Nisar Mahmood
PESHAWAR: Eulogising the role of the media, the Khyber Pakhtunkhwa Minister for Information and Culture Mian Iftikhar Hussain Friday stressed the need for identifying friends and foes of the nation, particularly in context of militancy.
“Media must keep national interest supreme and create awareness about the tactics of the terrorists,” he said while speaking as chief guest at the launching ceremony of a Pashto weekly magazine, Borderline, at Peshawar Press Club.
The minister said Pakhtuns were being killed through a conspiracy on both sides of the Durand Line border. Arguing that peace in Pakistan was impossible until restoration of peace in Afghanistan, he said an unannounced third world war was being fought in the region and Pakhtun blood was shed for the interest of different parties to the conflict.
“Our traditions are being destroyed as institutions like hujra, mosque and schools are being hit and our children are getting killed. War has been going on in Afghanistan for more than three decades and innocent people are being killed and now Pakistan is burning in the fire started on Afghan soil,” he said.
The minister, however, said the government strategy had succeeded to a great extent and now the public was aware of the terrorists and their nefarious designs. Mian Iftikhar said the Awami National Party (ANP) had offered matchless sacrifices in the war on terror. “Over 500 ANP activists sacrificed their lives for the country in the war on terror,” he maintained.

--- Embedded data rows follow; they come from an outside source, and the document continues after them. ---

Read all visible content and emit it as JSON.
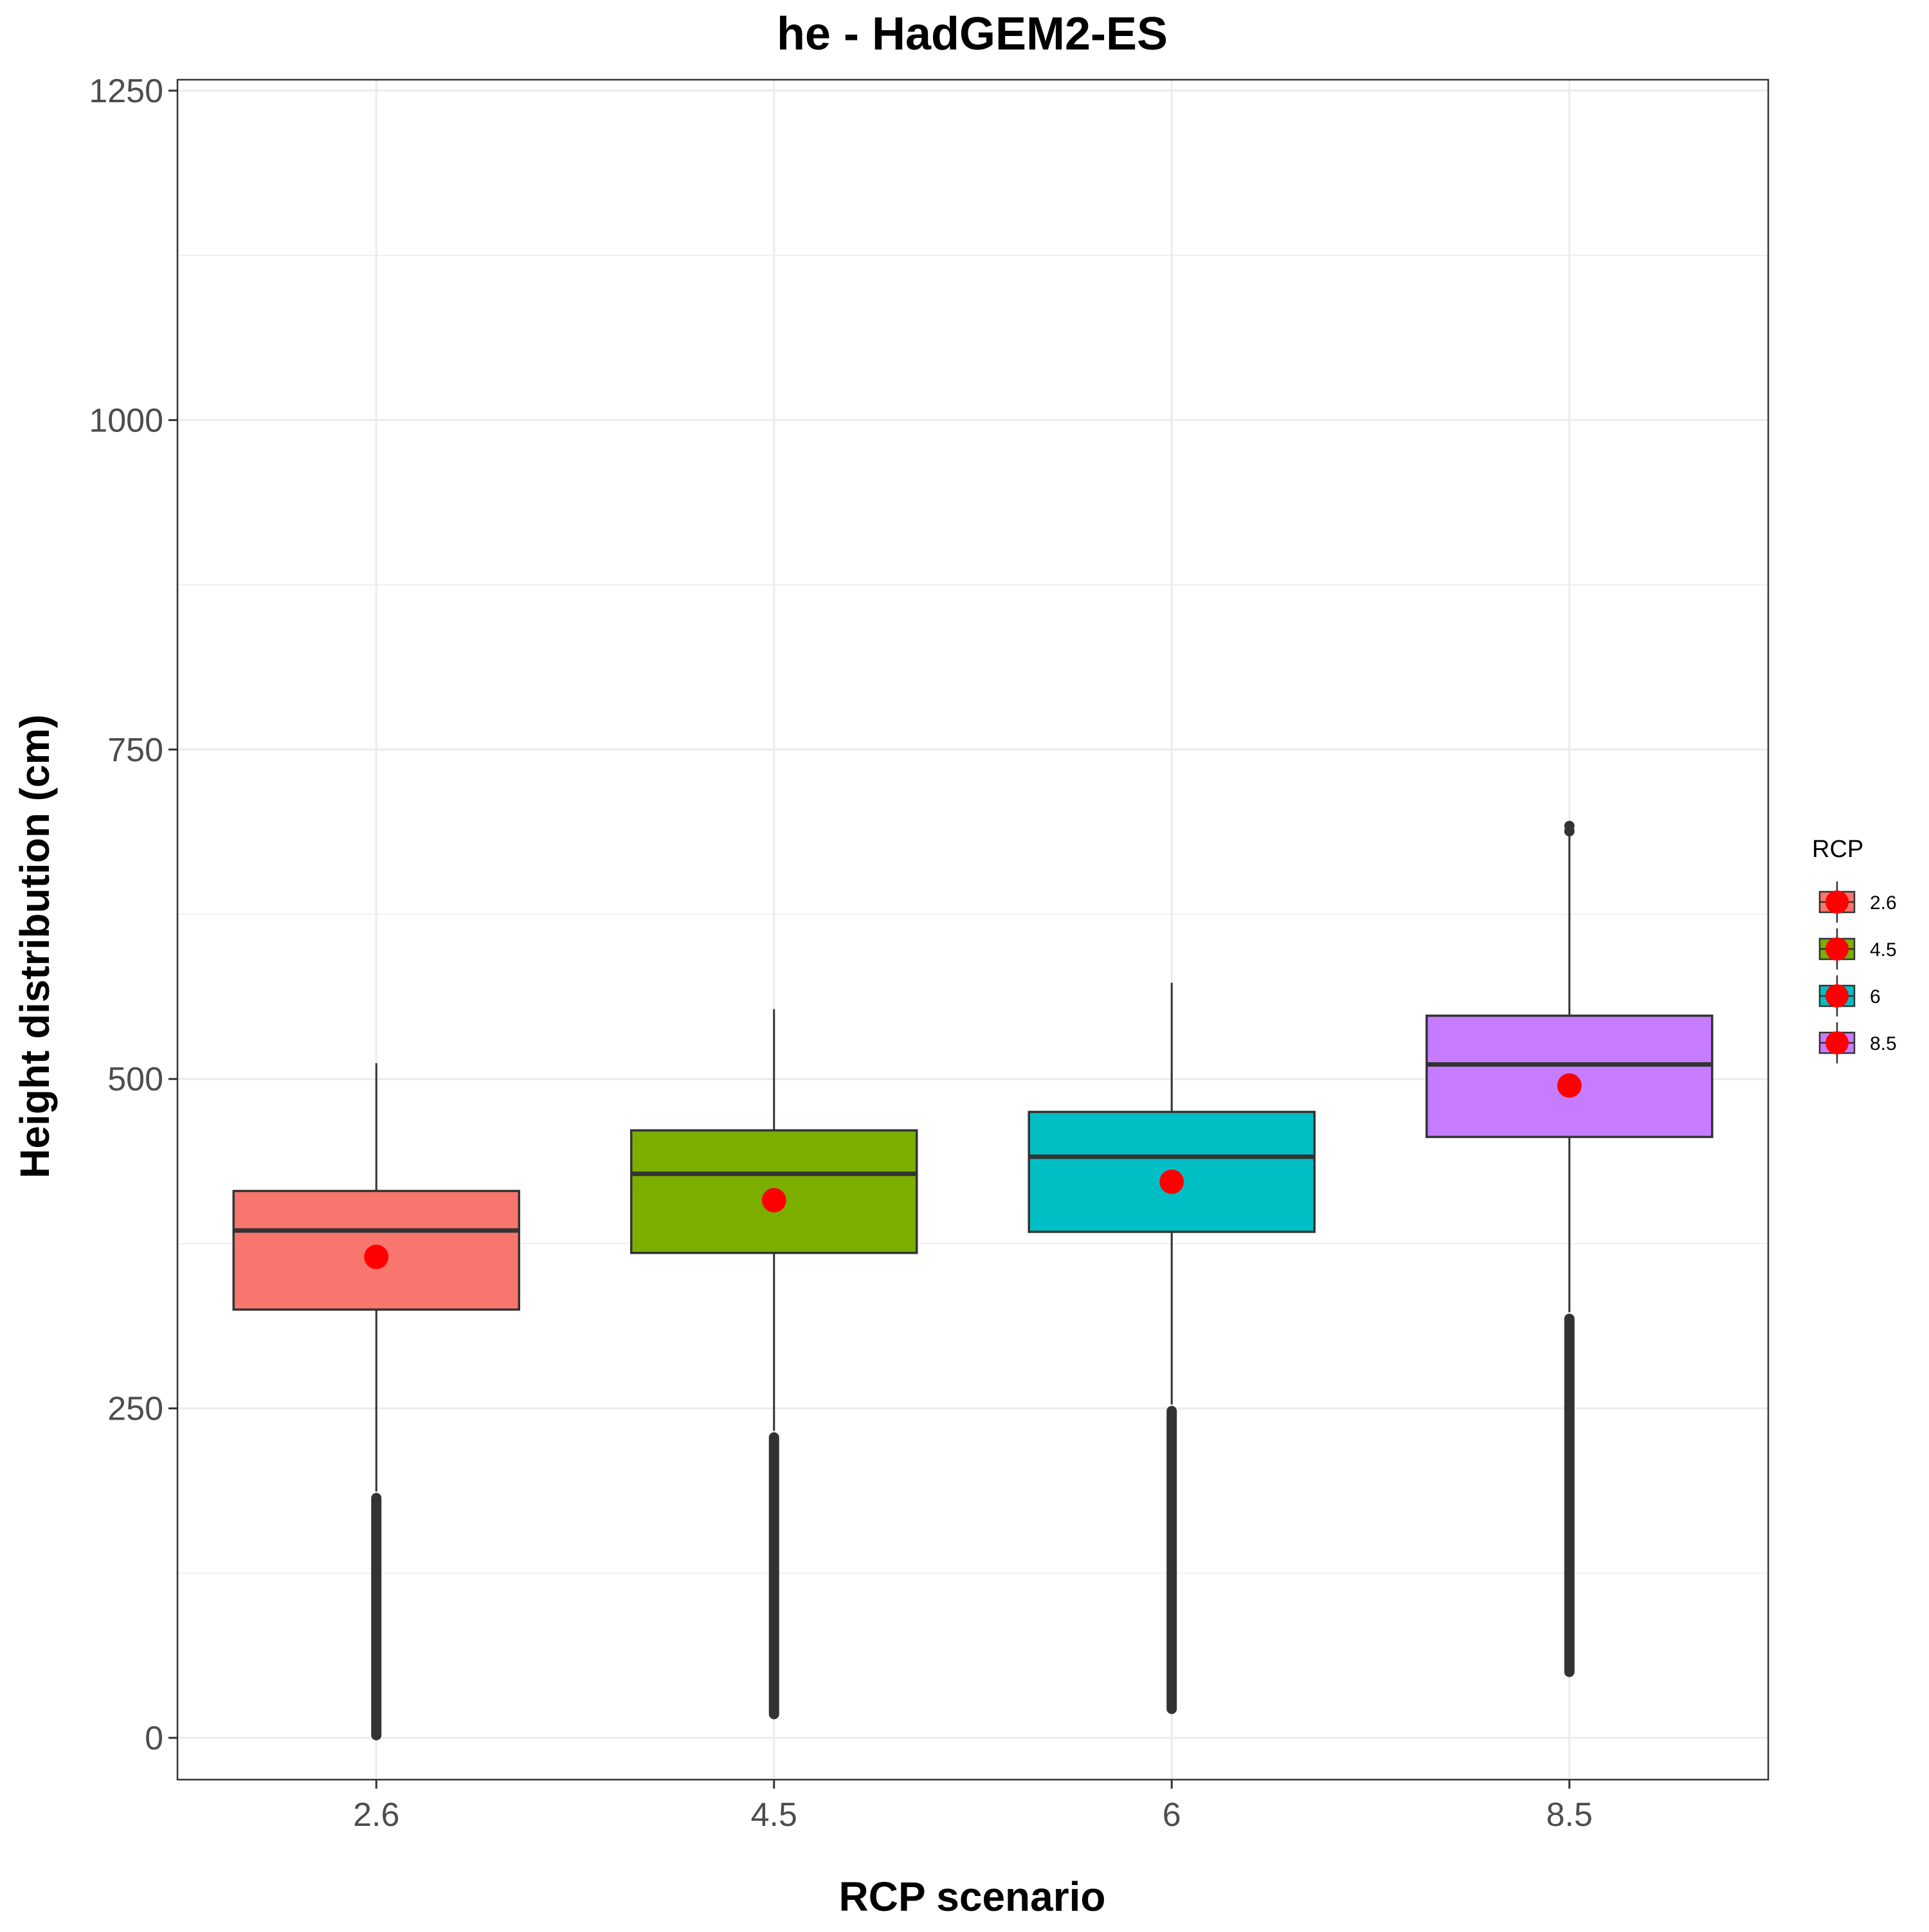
{
  "chart_data": {
    "type": "box",
    "title": "he - HadGEM2-ES",
    "xlabel": "RCP scenario",
    "ylabel": "Height distribution (cm)",
    "categories": [
      "2.6",
      "4.5",
      "6",
      "8.5"
    ],
    "ylim": [
      -60,
      1260
    ],
    "yticks": [
      0,
      250,
      500,
      750,
      1000,
      1250
    ],
    "grid": true,
    "legend": {
      "title": "RCP",
      "placement": "right",
      "entries": [
        "2.6",
        "4.5",
        "6",
        "8.5"
      ]
    },
    "series": [
      {
        "category": "2.6",
        "color": "#F8766D",
        "whisker_low": 325,
        "q1": 325,
        "median": 385,
        "q3": 415,
        "whisker_high": 512,
        "mean": 365,
        "outlier_range": [
          2,
          182
        ]
      },
      {
        "category": "4.5",
        "color": "#7CAE00",
        "whisker_low": 368,
        "q1": 368,
        "median": 428,
        "q3": 461,
        "whisker_high": 553,
        "mean": 408,
        "outlier_range": [
          18,
          228
        ]
      },
      {
        "category": "6",
        "color": "#00BFC4",
        "whisker_low": 384,
        "q1": 384,
        "median": 441,
        "q3": 475,
        "whisker_high": 573,
        "mean": 422,
        "outlier_range": [
          22,
          248
        ]
      },
      {
        "category": "8.5",
        "color": "#C77CFF",
        "whisker_low": 456,
        "q1": 456,
        "median": 511,
        "q3": 548,
        "whisker_high": 690,
        "mean": 495,
        "outlier_range": [
          50,
          318
        ]
      }
    ],
    "mean_marker_color": "#FF0000"
  }
}
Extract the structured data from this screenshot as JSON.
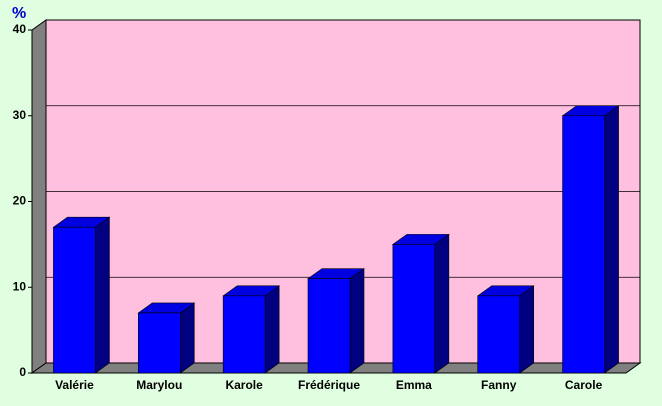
{
  "chart_data": {
    "type": "bar3d",
    "y_label": "%",
    "categories": [
      "Valérie",
      "Marylou",
      "Karole",
      "Frédérique",
      "Emma",
      "Fanny",
      "Carole"
    ],
    "values": [
      17,
      7,
      9,
      11,
      15,
      9,
      30
    ],
    "color": "#0000ff",
    "ylim": [
      0,
      40
    ],
    "yticks": [
      0,
      10,
      20,
      30,
      40
    ],
    "grid": true
  }
}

Welcoming the launching of the Pashto weekly, he hoped both PACT Radio and Borderline magazine would work for peace. He said it was good that both the radio and magazine were in Pashto and had listeners and readers across the Pak-Afghan border. He said it was the vision of great freedom fighter Khan Abdul Ghaffar Khan who had launched the Pakhtun magazine and Azad School to educate his nation in the 1930s.
In his address, senior journalist and Resident Editor of The News International Rahimullah Yusufzai appreciated the role that PACT Radio had played in creating awareness and training journalists. He said the same team that ran the radio channel had now launched the Borderline magazine. He said the magazine’s two issues showed that it contained quality articles on a variety of topics.
Recalling his meetings with the founder of the radio and magazine, Jan Muhammad Butt, he said the British national was well-versed in Pashto and Urdu and his services for the uplift of Pakhtun areas and nation deserved appreciation. “Through different programmes and PACT Radio, Jan Muhammad Butt trained many young journalists in the province and also in neighbouring Afghanistan. Like educationists Prof H M Close and Prof Langlands, he also served Pakistanis, particularly the Pakhtuns,” he pointed out. “The British always praised the Pakhtuns as a brave nation in their writings despite the fact that Pakhtun gave them a tough time in wars,” he said.
The senior journalist said the Afghan conflict over the past three decades caused large- scale devastation and suffering in Afghanistan and its fallout was now affecting Pakistan, but one of its rare positive aspect was that it brought the Pakhtuns on both sides of the border closer and promoted Pashto language and literature.
Minister for Social Welfare and Women Development Sitara Ayaz also eulogised the media’s role in uplift and creating awareness in the society. She said women participation in the media was still inadequate. She urged the media to create awareness among women about their responsibilities. In the context of terrorism a mother can play vital role as she can forbid her son from becoming involved in anti-state activities, she argued.
Sitara Ayaz lauded the PACT Radio and Borderline weekly for serving the Pakhtuns and said she was proud to have worked with Jan Butt in the early 90s and learning much from him.
The magazine chief editor Naveed Yusufzai shed light on the aims and objectives of PACT Radio and weekly Borderline and said both the mediums were struggling for finding traditional solution to modern problems. He said the radio’s reporters were working in the Pashtun areas in Balochistan and Khyber Pakhtunkhwa and Afghanistan. He said the PACT Radio was launched in 2004 and had had large number of listeneres in both the countries.
Israr Atal, Sajid Takkar and Ibadullah Sadiq conducted the stage proceedings and presented verses depicting the impact of militancy and Pakhtun love for peace. Earlier, Mian Iftikhar Hussain and Rahimullah Yusufzai cut the ribbon to formally launch the magazine at the well-attended ceremony.